Из-за заборов, с балконов, с порогов небольших мастерских и трактиров, из лавочек морепродуктов настороженные взгляды провожают ползущий автомобиль. Выйдя на середину улицы, поперек дороги встают трое: белые рубахи, потрепанные пиджаки, кепки надвинуты на глаза, походка вразвалочку. Над поясом одного торчит черный приклад пистолета. Ни единым жестом не дав понять, что требуют от водителя остановиться, они спокойно встают прямо перед капотом машины. И так и стоят — не двигаясь, посреди улицы, вперив взгляд в Игнасио Абеля, который, не глуша мотор, мягко придавил сцепление и с инстинктивной осторожностью не стал убирать с руля руки, оставляя их на виду, а глаза держа начеку, хоть и избегая встречаться с их вопрошающими, с вызовом, взглядами.
— Не волнуйтесь, дон Игнасио, ребята эти ничего плохого не сделают.
— Вам известно, чего им надо?
— Это охранники.
Эутимио опустил со своей стороны стекло и поманил одного из них — того, что держал пистолет и придирчиво обводил взглядом салон автомобиля, презрительно кривя уголок рта, в котором светился огонек сигареты. За каждым стеклом — приплюснутые мальчишеские носы, разинутые рты оставляют запотевшие пятна, а пары широко раскрытых глаз удивленно таращатся, словно заглядывая внутрь аквариума.
— Этому сеньору можно целиком и полностью доверять, товарищ, — сказал Эутимио, уклоняясь от близких, почти вплотную, глаз этого человека и табачного дыма в лицо. — Это мой старшой со стройки — я за него ручаюсь.
Мужчины перекинулись короткими фразами, а потом пропустили их и снова выстроились в ряд, продолжив наблюдать за машиной; тот, что с пистолетом, снова засунул его за ремень, а мальчишки остались стоять с печальными лицами, как будто провожая отправившийся поезд или пароход. Посмотрев в зеркало заднего вида, Игнасио Абель удостоверился в том, что вся группа удаляется, и сопроводил свой вывод вздохом облегчения, прозвучавшим несколько громче, чем он мог надеяться.
— А вы чуток испугались, дон Игнасио. Побледнели. Было бы с чего. Тут вот что нужно понимать: когда в этом районе появляется такое, как у вас, авто — жди какой-нибудь гадости.
— Фалангисты?
— Или монархисты. Или ребята из «Молодежи народного действия»{97}. Вкатывают сюда по Санта-Энграсия на всех скоростях, сбивая кого ни попадя, и давай палить из окон, в кого — без разницы. На прошлой неделе укокошили бедную женщину — подметала возле дома. Классовая борьба, дон Игнасио. Они ведь как: голову — в окошко, руку кидают вперед и — «Вставай, Испания!» Потом делают разворот на Четырех Дорогах, и только их и видели.

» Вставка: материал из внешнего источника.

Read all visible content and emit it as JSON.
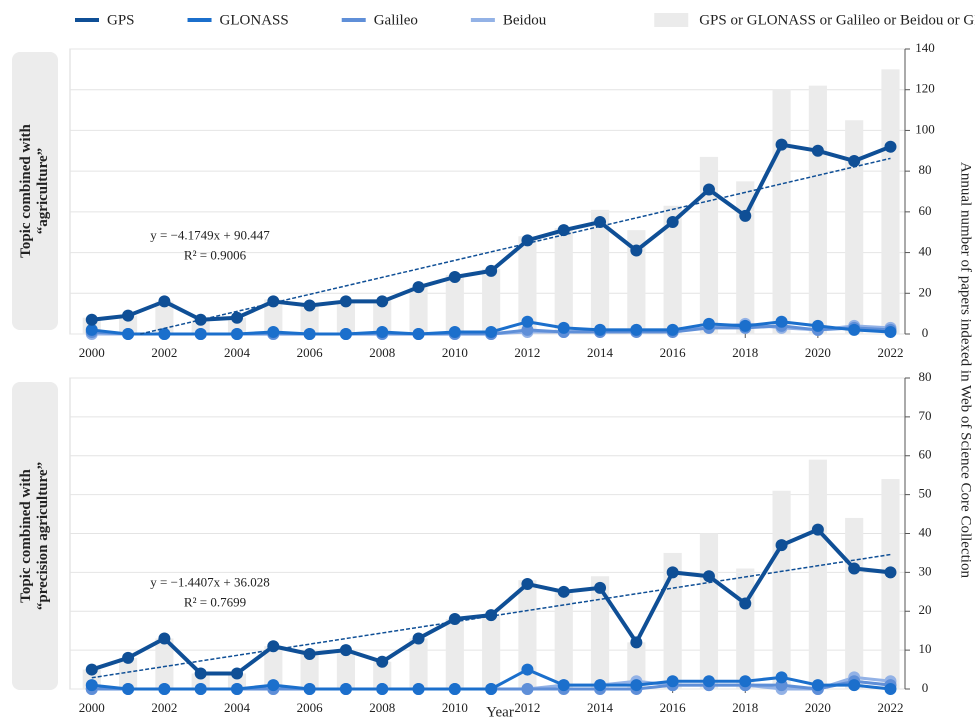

Теперь движения и взгляды стали понятнее, как и смесь неловкости и удовольствия на лице Эутимио, когда его узнавали соседи. Замкнутость пространства автомобиля и нахождение бок о бок благоприятствовали свободе общения, которому едва не пришел конец, когда Эутимио вышел из машины, на прощание подняв руку движением, в котором легко угадывалось намерение пожать руку, а не благодарственно кивнуть головой с тротуара, комкая кепку. Сверху на балконе раздвинулись жалюзи; женская рука — опухшая, красная от работы, вытряхивала дешевенькую занавеску; ребятишки, игравшие в чехарду, остановились, и тот, кто стоял согнувшись, поднял голову, чтобы взглянуть на тормозящий автомобиль, — выражение лица внезапно стало крайне серьезным и взрослым; скакалка, через которую прыгали девочки с разноцветными бантиками в волосах, брошена на утоптанную землю; парни без пиджаков, высыпав из таверны, сгрудились в дверях.